In extended trading on Monday (8th May), shares of the payments firm dropped by 5% after PayPal Holdings Inc reduced its forecast for the annual adjusted operating margin. This overshadowed the company's increase in profit forecast.
PayPal anticipates an adjusted operating margin expansion of 100-point basis this year as compared to 125-point basis growth forecast done previously. PayPal's payment volume for the first quarter, which ended on March 31, was $354.5 billion on a forex-neutral basis. This is a decrease from the fourth quarter's payment volume of $357.4 billion.
According to Dan Dolev, an analyst at Mizuho, investors are concerned that PayPal's branded checkout button, which is a lucrative business, may not be performing as well as previously anticipated. The fear is that it is losing market share to Apple, which is causing the drop in PayPal's shares.

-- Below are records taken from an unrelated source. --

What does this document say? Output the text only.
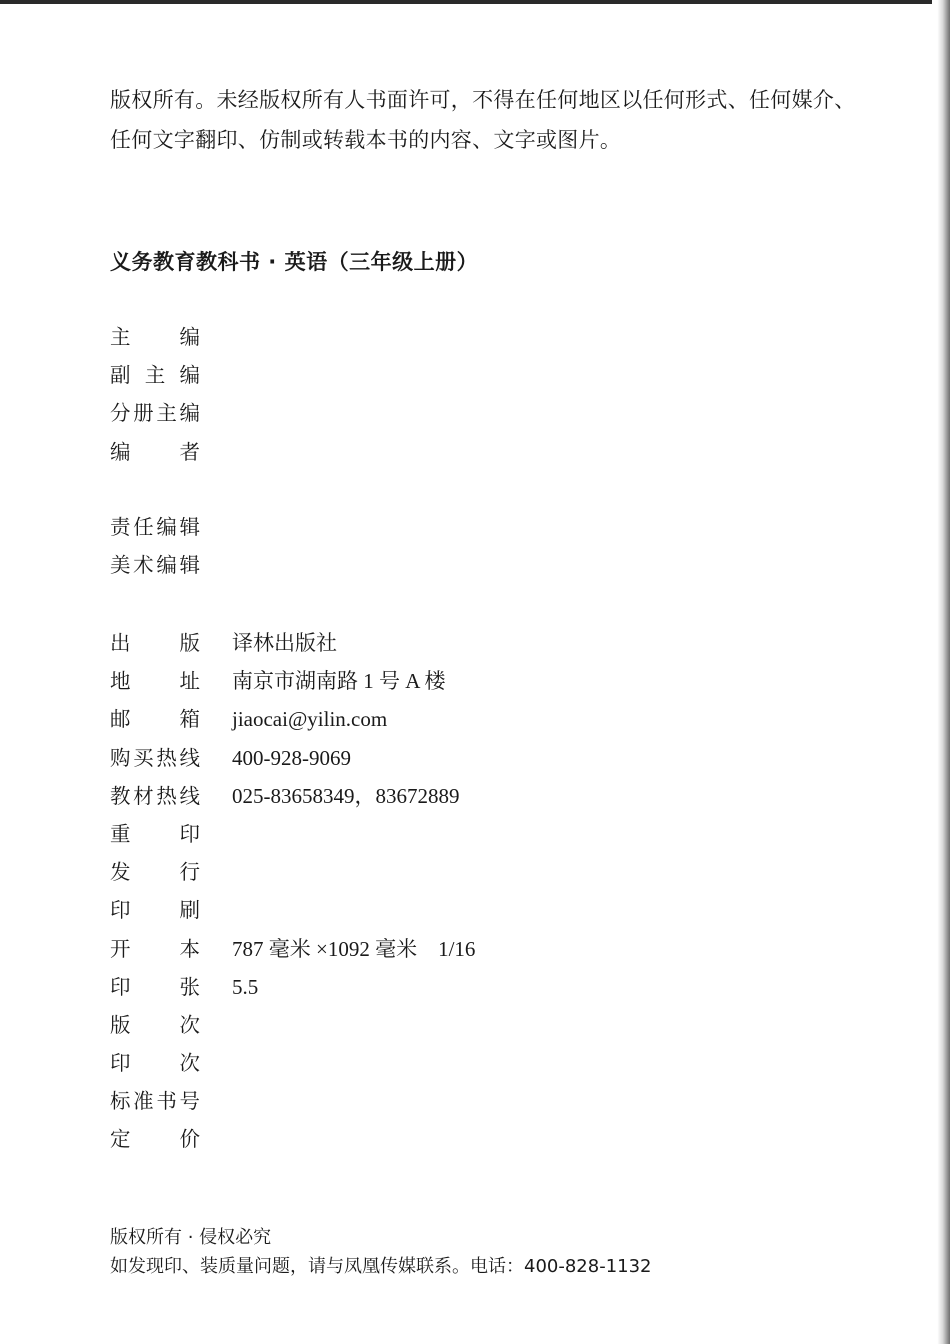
版权所有。未经版权所有人书面许可，不得在任何地区以任何形式、任何媒介、

任何文字翻印、仿制或转载本书的内容、文字或图片。

义务教育教科书 · 英语（三年级上册）
主编
副主编
分册主编
编者
责任编辑
美术编辑
出版 译林出版社
地址 南京市湖南路 1 号 A 楼
邮箱 jiaocai@yilin.com
购买热线 400-928-9069
教材热线 025-83658349，83672889
重印
发行
印刷
开本 787 毫米 ×1092 毫米　1/16
印张 5.5
版次
印次
标准书号
定价

版权所有 · 侵权必究

如发现印、装质量问题，请与凤凰传媒联系。电话：400-828-1132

Additionally, analysts have noted that the current high interest-rate environment is dissuading shoppers from making expensive purchases. This is especially true for lower-income customers who are already burdened with significant debt.
During a call with analysts, the company emphasized its focus on artificial intelligence and noted that it anticipates new developments in generative AI will aid in its efforts to expedite productivity initiatives.
“We expect AI will enable us to meaningfully lower our costs for years to come,” CEO Dan Schulman said.
He further added- The company plans to utilize this technology to introduce additional features for both merchants and consumers on its platform.
Previously, PayPal had stated its focus on reducing expenses, while also acknowledging the impact of inflation on discretionary consumer spending. In the first quarter, PayPal's revenue increased by 10% to $7.04 billion on a forex-neutral basis. The company's adjusted profit per share was $1.17, up from 88 cents in the previous year.